SANAA, Yemen (CNN) -- Demonstrators breached a security wall at the American Embassy in the Yemeni capital of Sanaa on Thursday, as the mission was attacked by angry protesters amid escalating anti-American sentiment.
The protests are the latest to roil the Middle East over the online release of a film produced in the United States that denigrates Prophet Mohammed.
In Egypt, riot police fired warning shots and tear gas early Thursday outside the U.S. Embassy in Cairo to keep hundreds of protesters back from the compound walls, with minor injuries reported.
The clashes follow Tuesday's attack on the U.S. Consulate in Benghazi, Libya, which left Ambassador Chris Stevens and three other consular officials dead and has heightened tensions at U.S. diplomatic missions across the region.
In Sanaa, several thousand Yemeni protesters demonstrated outside the U.S. Embassy, with some penetrating the building's security wall.
"Given recent regional developments, earlier this morning, angry protesters unfortunately flooded the security perimeter of the U.S. Embassy in Sanaa, Yemen and breached the embassy's wall," according to a statement released by Yemen through its embassy in Washington.
"Security services have quickly restored order to the embassy's complex. Fortunately no casualties were reported from this chaotic incident."
Protesters, who were reportedly unarmed, burned tires and cars outside the embassy, as well as the embassy flag.
The numbers dropped to fewer than 100 by lunchtime, after security forces managed to defuse some of the tension, but rose again to several hundred after water cannon were brought in to use against the crowds.
The security forces had earlier used batons to try to force protesters back behind barriers on the roads.
Demonstrators said they wanted to express their anger over the obscure movie after hearing of the protests in Libya and Egypt, although it was unclear how many of them have seen the offending video.
An emergency message on the website of the U.S. Embassy in Sanaa warns of the possibility of further protests in the coming days, particularly in the vicinity of the embassy, and urges Americans to leave the country.
"U.S. citizens who are already in Yemen should depart. The security threat to all U.S. citizens in Yemen remains critical," it says.

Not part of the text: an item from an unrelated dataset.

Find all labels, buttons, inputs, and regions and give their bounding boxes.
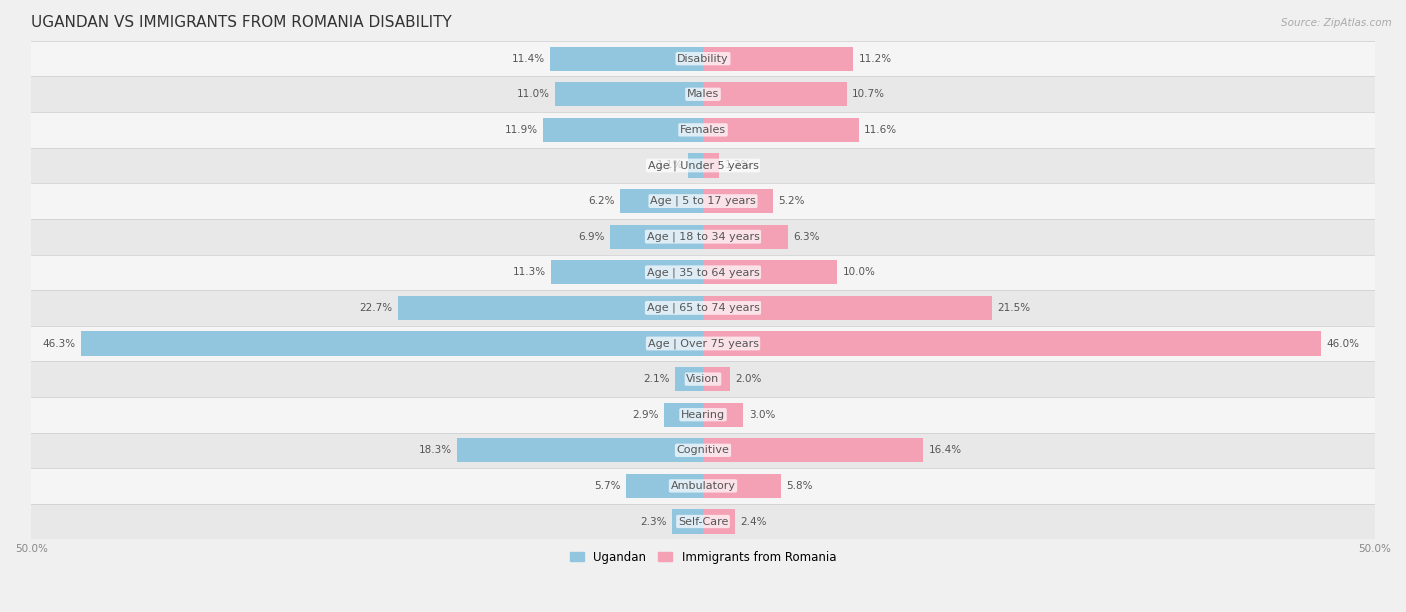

"As staffing levels at the Embassy are restricted, our ability to assist U.S. citizens in an emergency remains limited and may be further constrained by the fluid security situation."
David Hartwell of security analysis group IHS Jane's told CNN the current protests were reminiscent in some ways of the outpouring of anger witnessed in 2005 following the publication in Denmark of cartoons seen as disrespectful to Prophet Mohammed.
The violence also reflects the changed dynamic in the region following the Arab Spring, Hartwell said.
"You've got populations in all of these countries who are now much more willing to take to the streets and are much more wiling to vocalize their anger in a much more violent way," he said.
"My guess is that this outpouring of anger will be intense but brief, but I think there is a danger that this anger will spread to perhaps more unpredictable places like Afghanistan and Pakistan."